SpaceX has embedded a $60 billion acquisition option into its partnership with Cursor, the AI-powered code editor that has quietly become the default environment for thousands of engineers building at frontier companies. The option, disclosed in TechCrunch reporting, gives SpaceX the right to acquire Cursor at a fixed valuation while the startup continues to operate independently under the partnership. Cursor has not raised a funding round at that valuation. The option itself is the valuation.
The partnership puts Cursor's engineering environment inside SpaceX's software stack, where it will assist engineers building Starship avionics, Starlink ground systems, and Dragon capsule flight software. Cursor uses large language models to autocomplete code, suggest refactors, and generate entire modules from natural-language prompts. It competes with GitHub Copilot but has gained share among engineers at companies that build physical systems—aerospace, robotics, manufacturing automation. SpaceX engineers were already using Cursor. Now SpaceX is paying for universal access and has wired the option into the contract.
The $60 billion figure is notable for three reasons. First, it prices Cursor at roughly 40% of GitHub's implied valuation when Microsoft acquired the platform for $7.5 billion in 2018, adjusted for current developer-tool multiples. Second, it represents 8% of SpaceX's last private valuation of $350 billion in December 2024. Third, it is higher than the market capitalization of Palantir ($165 billion), which positions itself as the software layer for defense and aerospace. If SpaceX exercises the option, it will own the engineering environment and the engineers who depend on it.

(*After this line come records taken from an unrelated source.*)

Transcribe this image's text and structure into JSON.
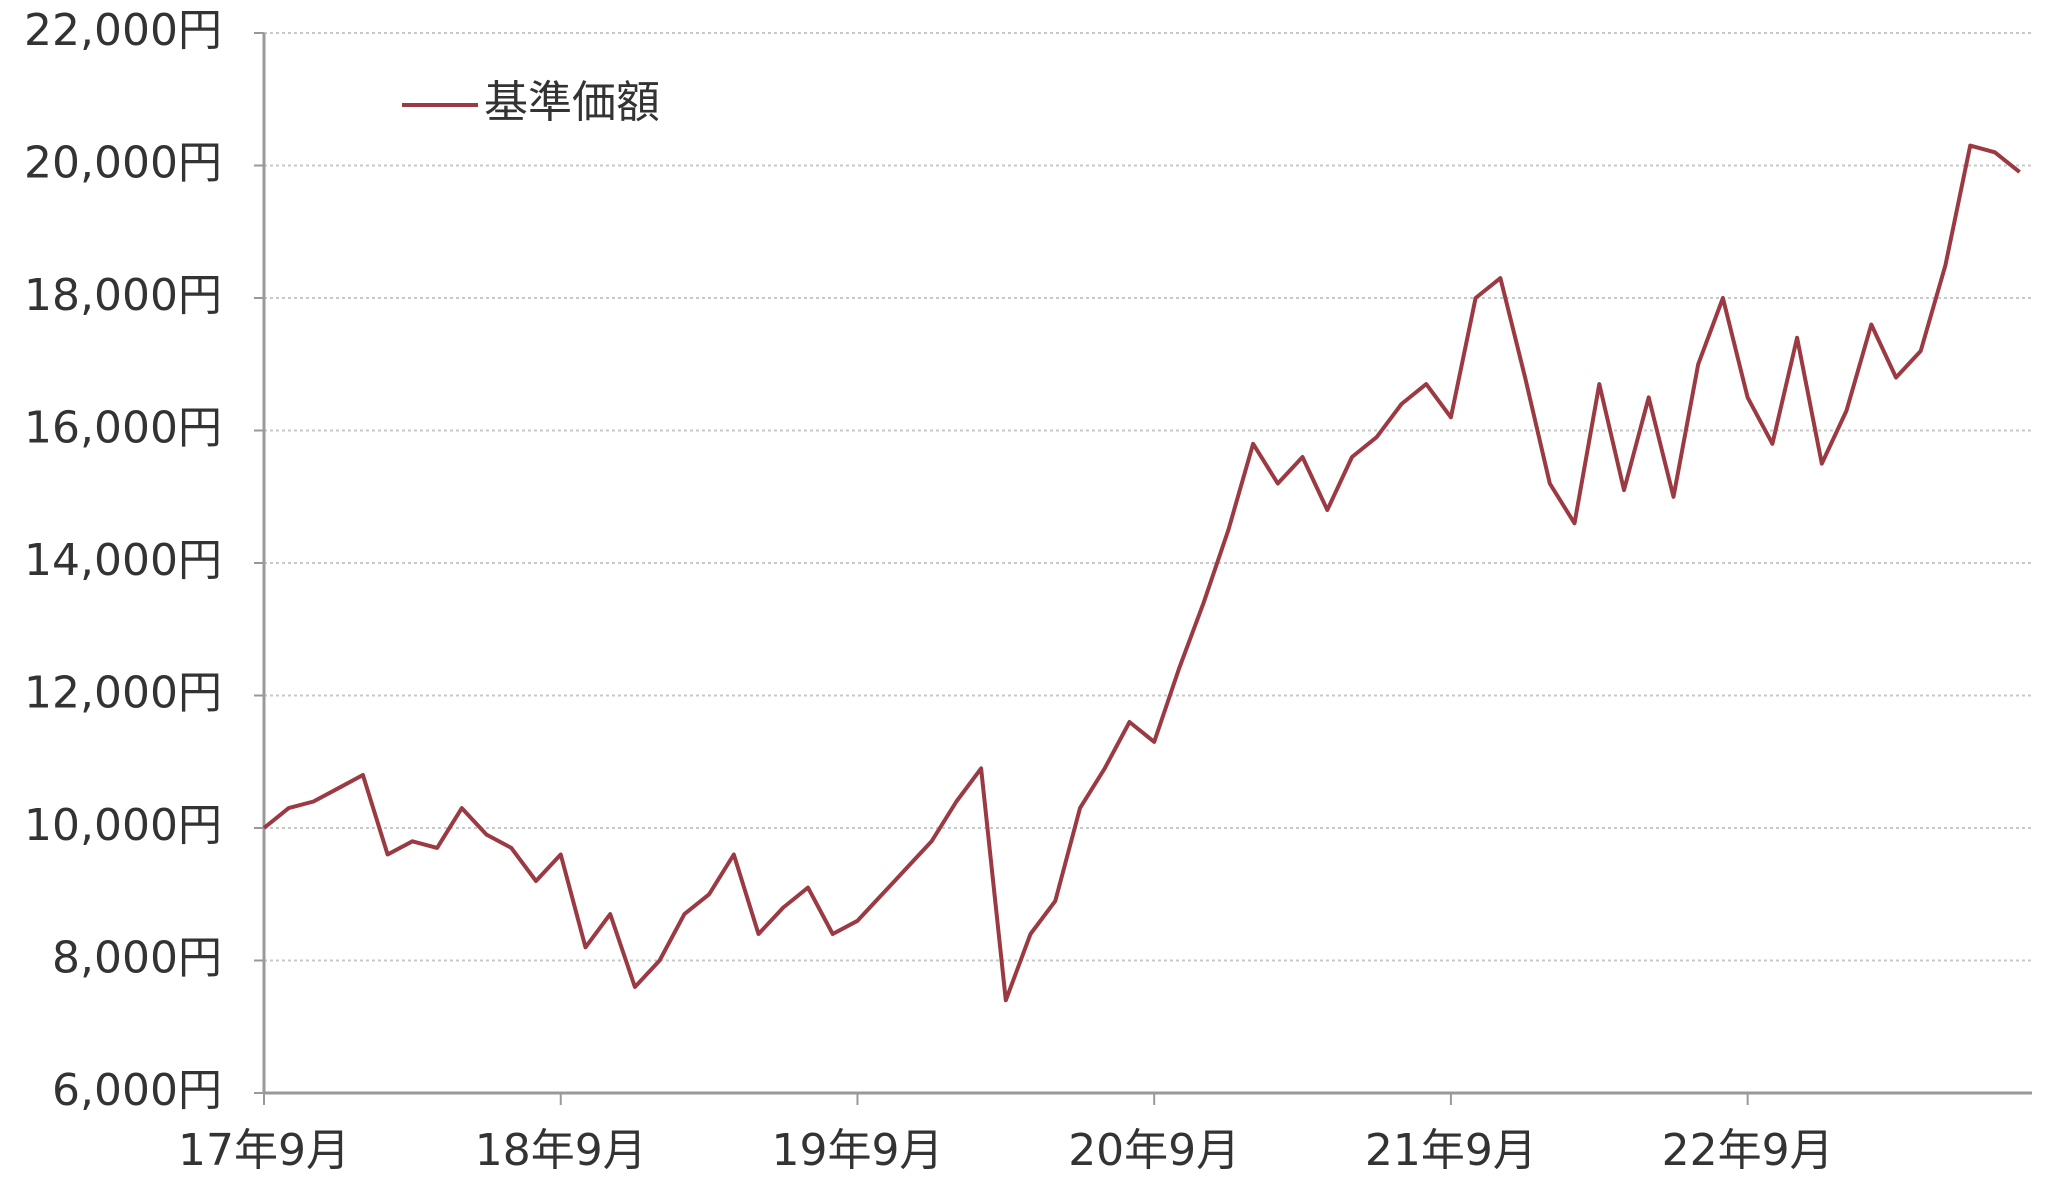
{
  "chart_data": {
    "type": "line",
    "categories": [
      "17年9月",
      null,
      null,
      null,
      null,
      null,
      null,
      null,
      null,
      null,
      null,
      null,
      "18年9月",
      null,
      null,
      null,
      null,
      null,
      null,
      null,
      null,
      null,
      null,
      null,
      "19年9月",
      null,
      null,
      null,
      null,
      null,
      null,
      null,
      null,
      null,
      null,
      null,
      "20年9月",
      null,
      null,
      null,
      null,
      null,
      null,
      null,
      null,
      null,
      null,
      null,
      "21年9月",
      null,
      null,
      null,
      null,
      null,
      null,
      null,
      null,
      null,
      null,
      null,
      "22年9月",
      null,
      null,
      null,
      null,
      null,
      null,
      null,
      null,
      null,
      null,
      null
    ],
    "series": [
      {
        "name": "基準価額",
        "color": "#9b3a42",
        "values": [
          10000,
          10300,
          10400,
          10600,
          10800,
          9600,
          9800,
          9700,
          10300,
          9900,
          9700,
          9200,
          9600,
          8200,
          8700,
          7600,
          8000,
          8700,
          9000,
          9600,
          8400,
          8800,
          9100,
          8400,
          8600,
          9000,
          9400,
          9800,
          10400,
          10900,
          7400,
          8400,
          8900,
          10300,
          10900,
          11600,
          11300,
          12400,
          13400,
          14500,
          15800,
          15200,
          15600,
          14800,
          15600,
          15900,
          16400,
          16700,
          16200,
          18000,
          18300,
          16800,
          15200,
          14600,
          16700,
          15100,
          16500,
          15000,
          17000,
          18000,
          16500,
          15800,
          17400,
          15500,
          16300,
          17600,
          16800,
          17200,
          18500,
          20300,
          20200,
          19900
        ]
      }
    ],
    "ylim": [
      6000,
      22000
    ],
    "yticks": [
      {
        "value": 6000,
        "label": "6,000円"
      },
      {
        "value": 8000,
        "label": "8,000円"
      },
      {
        "value": 10000,
        "label": "10,000円"
      },
      {
        "value": 12000,
        "label": "12,000円"
      },
      {
        "value": 14000,
        "label": "14,000円"
      },
      {
        "value": 16000,
        "label": "16,000円"
      },
      {
        "value": 18000,
        "label": "18,000円"
      },
      {
        "value": 20000,
        "label": "20,000円"
      },
      {
        "value": 22000,
        "label": "22,000円"
      }
    ],
    "grid": true,
    "legend": "top-left"
  }
}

The move reflects a pattern. Musk-controlled companies do not wait for vendor relationships to mature. Tesla acquired DeepScale, an AI vision startup, in 2019 for an undisclosed amount after a short partnership. Neuralink hired the core team from Paradromics, a rival brain-computer interface company, after a collaboration agreement. SpaceX itself began by licensing Russian rocket engines, then built its own. The option structure allows Cursor to continue raising capital and expanding its user base while SpaceX retains the ability to internalize the capability if the tool becomes load-bearing. It also allows SpaceX to avoid the public markets. Cursor is not yet profitable, and SpaceX does not need another P&L line to explain.
For family offices and allocators, the signal is that AI tooling is now aerospace infrastructure. Code editors were considered low-margin commodities until language models made them capable of generating entire software modules without human architects. Cursor's core competency is not the autocomplete—it is the context window. The tool ingests an entire codebase, understands dependencies, and suggests changes that do not break downstream systems. That capability is worth $60 billion to SpaceX because aerospace software does not tolerate errors. A misconfigured line in Dragon's guidance computer does not produce a bad user experience. It produces a crater.
The option also signals that SpaceX is building AI infrastructure internally rather than relying on OpenAI, Anthropic, or other foundation-model providers. Cursor is a wrapper around those models today, but the acquisition option implies SpaceX intends to own the fine-tuning, the data pipeline, and the inference layer. That aligns with SpaceX's broader strategy of vertical integration. The company builds its own rocket engines, its own avionics, its own ground stations. It does not outsource propulsion to Aerojet Rocketdyne or guidance systems to Lockheed Martin. It will not outsource software generation to OpenAI.
Operators should watch for three follow-on events. First, whether Cursor raises a traditional venture round in the next six to nine months. If it does, the round will clarify whether other investors value the company near SpaceX's option price. Second, whether SpaceX begins hiring Cursor engineers into Starbase, the Texas facility where Starship is developed. That would indicate SpaceX is pre-integrating the team before exercising the option. Third, whether other aerospace primes—Boeing, Lockheed, Northrop—announce similar partnerships with AI code-generation tools. If they do, the $60 billion option will look like a defensive moat rather than an offensive acquisition.
Cursor's valuation will not hold if the tool remains a consumer product. It will hold if SpaceX treats it as mission-critical software that reduces the cost of engineering labor by 30-40% while maintaining safety margins. That is the arbitrage.